Pablo: The data movement part is quite impressive. We have a huge infrastructure, so we’re talking about huge amounts of data. Also the network endpoint connection is a challenge.
Victor: The challenge is not only to transfer this data, but also make it all available to scientists and provide them with an environment where they can do science. There will be different data science products being generated at the different SRCs. Some of those depend on the raw telescope data, so we also need to support — to a certain extent — the different pipelines that run to the Science Data Processing centres that are connected to the telescopes. At the same time, the entire workflow must be secure to guarantee confidentiality, integrity, and availability of the data and the science products generated. Furthermore, we also have to eventually optimize all this workflow using different criteria, such as energy efficiency, time to solution, and so forth. There are a lot of challenges.
What is each of your roles in SKACH?
Victor: I’m the project manager for the collaboration inside CSCS. And on SKACH, I’m the chair of the Computing Platform and Infrastructure program. So, I have two hats.
Pablo: I am a member of the of the board. The SKACH collaboration has one member per institution, and I am representing CSCS inside the collaboration in Switzerland.
How does this look concretely in your daily work?
Victor: For me, it is a lot of meetings, a lot of traveling, a lot of reports and coordination, internal and external. As chair of the computing platform, I have to attend both the SKACH and SKA meetings.

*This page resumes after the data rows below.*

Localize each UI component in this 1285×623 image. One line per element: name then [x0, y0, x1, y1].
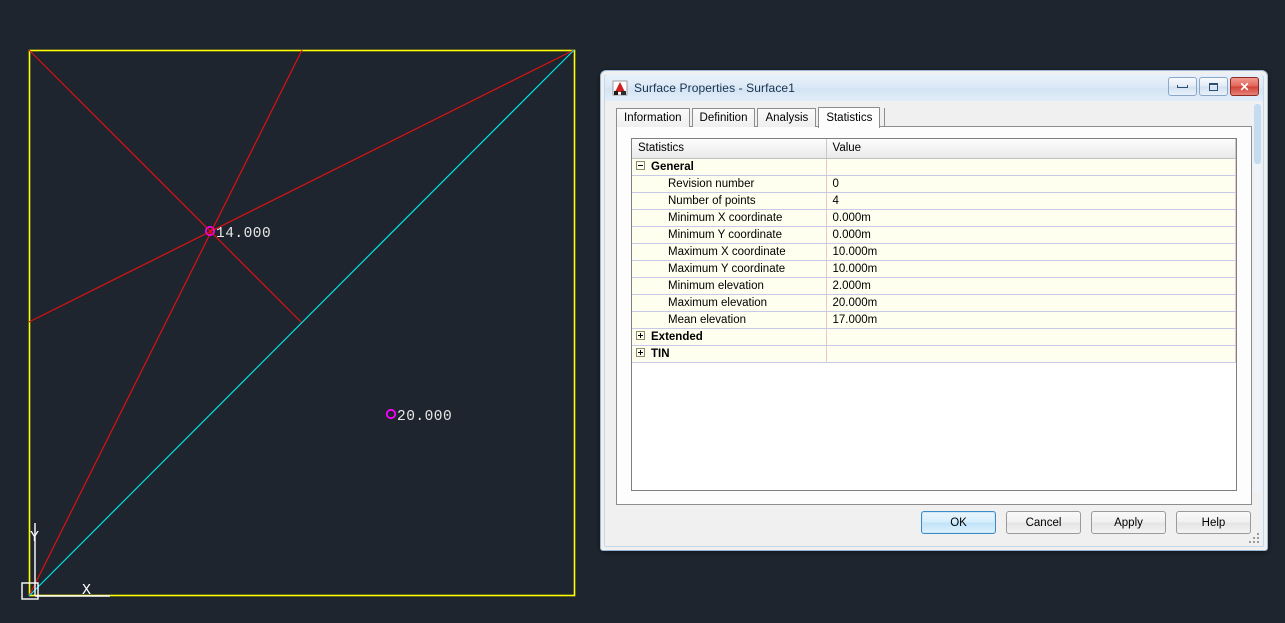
dialog-titlebar[interactable]: Surface Properties - Surface1 ✕ — [605, 74, 1263, 101]
table-row[interactable]: Revision number 0 — [632, 175, 1236, 193]
row-value-cell[interactable]: 20.000m — [826, 294, 1236, 312]
minimize-icon[interactable] — [1168, 77, 1197, 96]
table-row[interactable]: Number of points 4 — [632, 192, 1236, 210]
ok-button[interactable]: OK — [921, 511, 996, 534]
statistics-grid[interactable]: Statistics Value General Revision number… — [631, 138, 1237, 491]
row-value-cell[interactable]: 4 — [826, 192, 1236, 210]
button-label: Cancel — [1025, 516, 1062, 529]
row-label[interactable]: Maximum X coordinate — [632, 243, 827, 261]
ucs-y-label: Y — [30, 529, 39, 546]
elevation-label-20: 20.000 — [397, 409, 452, 425]
row-label-cell[interactable]: Extended — [632, 328, 827, 346]
apply-button[interactable]: Apply — [1091, 511, 1166, 534]
row-value-cell[interactable]: 10.000m — [826, 260, 1236, 278]
row-value-cell[interactable]: 0.000m — [826, 209, 1236, 227]
row-label[interactable]: Maximum Y coordinate — [632, 260, 827, 278]
row-label[interactable]: Minimum Y coordinate — [632, 226, 827, 244]
row-label: Extended — [651, 330, 703, 343]
row-label-cell[interactable]: TIN — [632, 345, 827, 363]
tab-information[interactable]: Information — [616, 108, 690, 127]
row-label: TIN — [651, 347, 670, 360]
tab-label: Statistics — [826, 112, 873, 124]
row-label[interactable]: Mean elevation — [632, 311, 827, 329]
expand-expander-icon[interactable] — [636, 330, 645, 340]
dialog-scrollbar[interactable] — [1254, 104, 1261, 491]
button-label: Apply — [1114, 516, 1143, 529]
statistics-tab-page: Statistics Value General Revision number… — [616, 126, 1252, 505]
row-label: General — [651, 160, 694, 173]
row-value-cell[interactable]: 2.000m — [826, 277, 1236, 295]
resize-grip[interactable] — [1247, 531, 1259, 543]
tab-label: Information — [624, 112, 682, 124]
statistics-table: Statistics Value General Revision number… — [632, 139, 1236, 363]
row-label[interactable]: Revision number — [632, 175, 827, 193]
application-root: 14.000 20.000 X Y Surface Properties - S… — [0, 0, 1285, 623]
table-row[interactable]: General — [632, 158, 1236, 176]
row-value-cell[interactable] — [826, 345, 1236, 363]
row-label[interactable]: Minimum X coordinate — [632, 209, 827, 227]
tab-definition[interactable]: Definition — [691, 108, 756, 127]
button-label: OK — [950, 516, 967, 529]
column-header-value[interactable]: Value — [826, 139, 1236, 159]
expand-expander-icon[interactable] — [636, 347, 645, 357]
table-row[interactable]: Maximum Y coordinate 10.000m — [632, 260, 1236, 278]
dialog-tabstrip[interactable]: Information Definition Analysis Statisti… — [616, 106, 889, 128]
row-value-cell[interactable]: 0.000m — [826, 226, 1236, 244]
tab-analysis[interactable]: Analysis — [757, 108, 817, 127]
table-row[interactable]: Maximum X coordinate 10.000m — [632, 243, 1236, 261]
row-value-cell[interactable]: 0 — [826, 175, 1236, 193]
tab-label: Definition — [699, 112, 748, 124]
table-row[interactable]: TIN — [632, 345, 1236, 363]
table-row[interactable]: Minimum elevation 2.000m — [632, 277, 1236, 295]
cancel-button[interactable]: Cancel — [1006, 511, 1081, 534]
tab-label: Analysis — [765, 112, 809, 124]
row-label[interactable]: Minimum elevation — [632, 277, 827, 295]
grid-empty-area — [632, 362, 1236, 483]
row-label-cell[interactable]: General — [632, 158, 827, 176]
table-row[interactable]: Minimum Y coordinate 0.000m — [632, 226, 1236, 244]
ucs-x-label: X — [82, 582, 91, 599]
table-row[interactable]: Mean elevation 17.000m — [632, 311, 1236, 329]
elevation-point-20[interactable]: 20.000 — [385, 408, 452, 425]
window-controls: ✕ — [1168, 77, 1259, 96]
tabstrip-divider — [884, 108, 889, 127]
dialog-frame: Surface Properties - Surface1 ✕ Informat… — [604, 74, 1264, 547]
autocad-surface-icon — [612, 80, 628, 96]
cad-background — [0, 0, 600, 623]
row-label[interactable]: Maximum elevation — [632, 294, 827, 312]
surface-properties-dialog[interactable]: Surface Properties - Surface1 ✕ Informat… — [600, 70, 1268, 551]
column-header-statistics[interactable]: Statistics — [632, 139, 827, 159]
maximize-icon[interactable] — [1199, 77, 1228, 96]
elevation-label-14: 14.000 — [216, 226, 271, 242]
table-row[interactable]: Extended — [632, 328, 1236, 346]
row-value-cell[interactable] — [826, 158, 1236, 176]
table-row[interactable]: Minimum X coordinate 0.000m — [632, 209, 1236, 227]
table-row[interactable]: Maximum elevation 20.000m — [632, 294, 1236, 312]
dialog-scrollbar-thumb[interactable] — [1254, 104, 1261, 164]
cad-drawing-area[interactable]: 14.000 20.000 X Y — [0, 0, 600, 623]
help-button[interactable]: Help — [1176, 511, 1251, 534]
elevation-point-14[interactable]: 14.000 — [205, 226, 271, 242]
dialog-button-row: OK Cancel Apply Help — [605, 511, 1251, 534]
tab-statistics[interactable]: Statistics — [818, 107, 881, 128]
row-value-cell[interactable]: 17.000m — [826, 311, 1236, 329]
dialog-title: Surface Properties - Surface1 — [634, 80, 795, 95]
row-value-cell[interactable] — [826, 328, 1236, 346]
table-header-row: Statistics Value — [632, 139, 1236, 159]
button-label: Help — [1201, 516, 1226, 529]
close-icon[interactable]: ✕ — [1230, 77, 1259, 96]
collapse-expander-icon[interactable] — [636, 160, 645, 170]
row-value-cell[interactable]: 10.000m — [826, 243, 1236, 261]
row-label[interactable]: Number of points — [632, 192, 827, 210]
cad-drawing-svg: 14.000 20.000 X Y — [0, 0, 600, 623]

Pablo: I meet with the board once per month, either physically or virtually. Victor is certainly more involved in the day-to-day. I spend weekly time with Victor trying to follow up with the different things that are happening — there are some things that he needs help with on the management side. I’m in touch mainly with the professors in the collaboration. At the moment, I am preparing for the next funding cycle, which is coming from 2025 to 2028.
What makes SKA exciting and interesting for you personally?
Victor: So many things! It’s challenging from a technical point of view. You have to look to the future. But you also deal with people — this is the most exciting part. One has to talk to different cultures and different educational backgrounds. I have to attend meetings with a diverse set of scientists and engineers all at different stages in their careers. This is a very good experience for me. I’m learning a lot. I love the project! Furthermore, the science aspect is very important to me, as I earned a PhD in chemistry and have lived a bit in the science universe. This project reminds me why I have studied chemistry in the first place and why I love to work at CSCS. Astronomy is considered by some to be the area that has the biggest impact in creating the initial spark of interest that leads students to become scientists. The idea that you are contributing to or enabling new scientific discoveries can potentially increase people’s interest in science, and to be a part of a large project that has potential to impact all of mankind is thrilling. It’s easy to wake up in the morning and go to work.
Pablo: For me, I think it’s really from the heart. I really follow and like astronomy. I have a telescope, and looking at the universe is, for me personally, deeply interesting. Creating this astronomy center for Switzerland — I’m super proud that I’m part of the driving wheel that is making this possible. This is pretty exciting!